Abu Ubaid Ma'mar ibnul Musanna mengatakan bahwa lafaz haita tidak di-tasniyah-kan, tidak di-jamak-kan, dan tidak di-muannas-kan, melainkan dapat dipakai semuanya dalam satu bentuk. Untuk itu dikatakan haita laka, haita lakum, haita lakuma, haita lakunna, dan haita lahunna.
#Catatan :
Kebanyakan ahli tafsir berpendapat bahwa kata "rabbi" berarti tuan rumah.
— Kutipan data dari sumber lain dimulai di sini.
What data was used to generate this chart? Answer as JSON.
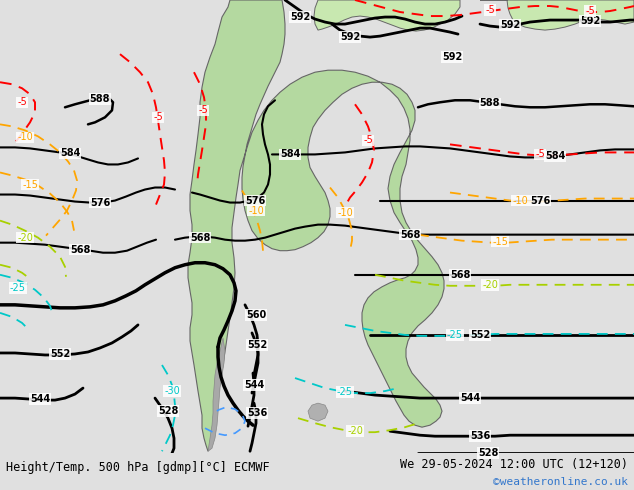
{
  "title_left": "Height/Temp. 500 hPa [gdmp][°C] ECMWF",
  "title_right": "We 29-05-2024 12:00 UTC (12+120)",
  "credit": "©weatheronline.co.uk",
  "bg_color": "#e0e0e0",
  "land_green": "#b4d9a0",
  "land_green2": "#c8e8b0",
  "land_gray": "#b0b0b0",
  "sea_color": "#e0e0e0",
  "border_color": "#666666",
  "bottom_bar_color": "#c8c8c8"
}
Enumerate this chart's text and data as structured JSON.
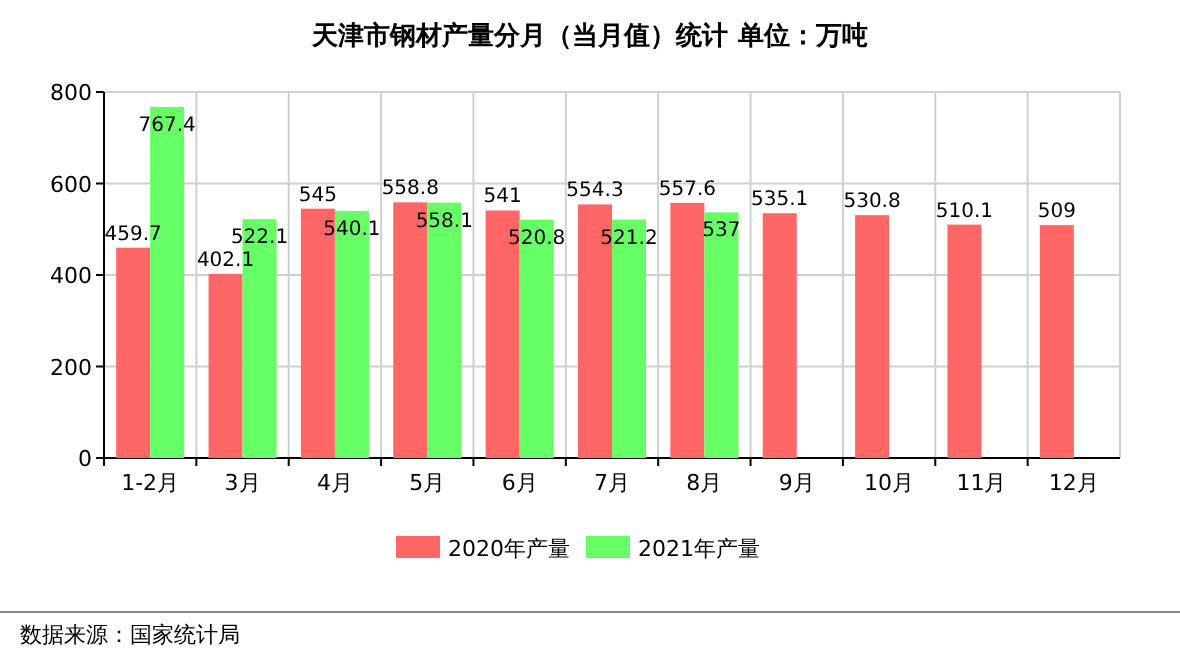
{
  "chart_data": {
    "type": "bar",
    "title": "天津市钢材产量分月（当月值）统计 单位：万吨",
    "categories": [
      "1-2月",
      "3月",
      "4月",
      "5月",
      "6月",
      "7月",
      "8月",
      "9月",
      "10月",
      "11月",
      "12月"
    ],
    "series": [
      {
        "name": "2020年产量",
        "color": "#ff6666",
        "values": [
          459.7,
          402.1,
          545,
          558.8,
          541,
          554.3,
          557.6,
          535.1,
          530.8,
          510.1,
          509
        ]
      },
      {
        "name": "2021年产量",
        "color": "#66ff66",
        "values": [
          767.4,
          522.1,
          540.1,
          558.1,
          520.8,
          521.2,
          537,
          null,
          null,
          null,
          null
        ]
      }
    ],
    "ylim": [
      0,
      800
    ],
    "yticks": [
      0,
      200,
      400,
      600,
      800
    ],
    "grid": true,
    "legend": "bottom",
    "data_labels": true,
    "annotations": [
      "数据来源：国家统计局"
    ]
  }
}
Dengan kata lain, maksudnya adalah 'sesungguhnya suamimu adalah tuanku, dia telah memperlakukan diriku dengan perlakuan yang baik dan menempatkan diriku pada kedudukan yang baik, maka aku tidak akan membalas kebaikan ini dengan melakukan perbuatan keji (zina) terhadap istrinya'.
Meskipun dalam bahasa Arab kata "rabb" dapat diartikan demikian, namun ada dua hal yang harus dipertimbangkan :
Pertama :
Tidak mungkin seorang nabi menahan diri dari melakukan sebuah dosa dengan alasan takut kepada seseorang atau demi membalas budi kepada seseorang yang telah memperlakukannya dengan baik.
Kedua :
Tak ada satu ayat pun di dalam Al Quran dimana seorang nabi menyebut seseorang selain daripada Allah dengan sebutan "rabbku"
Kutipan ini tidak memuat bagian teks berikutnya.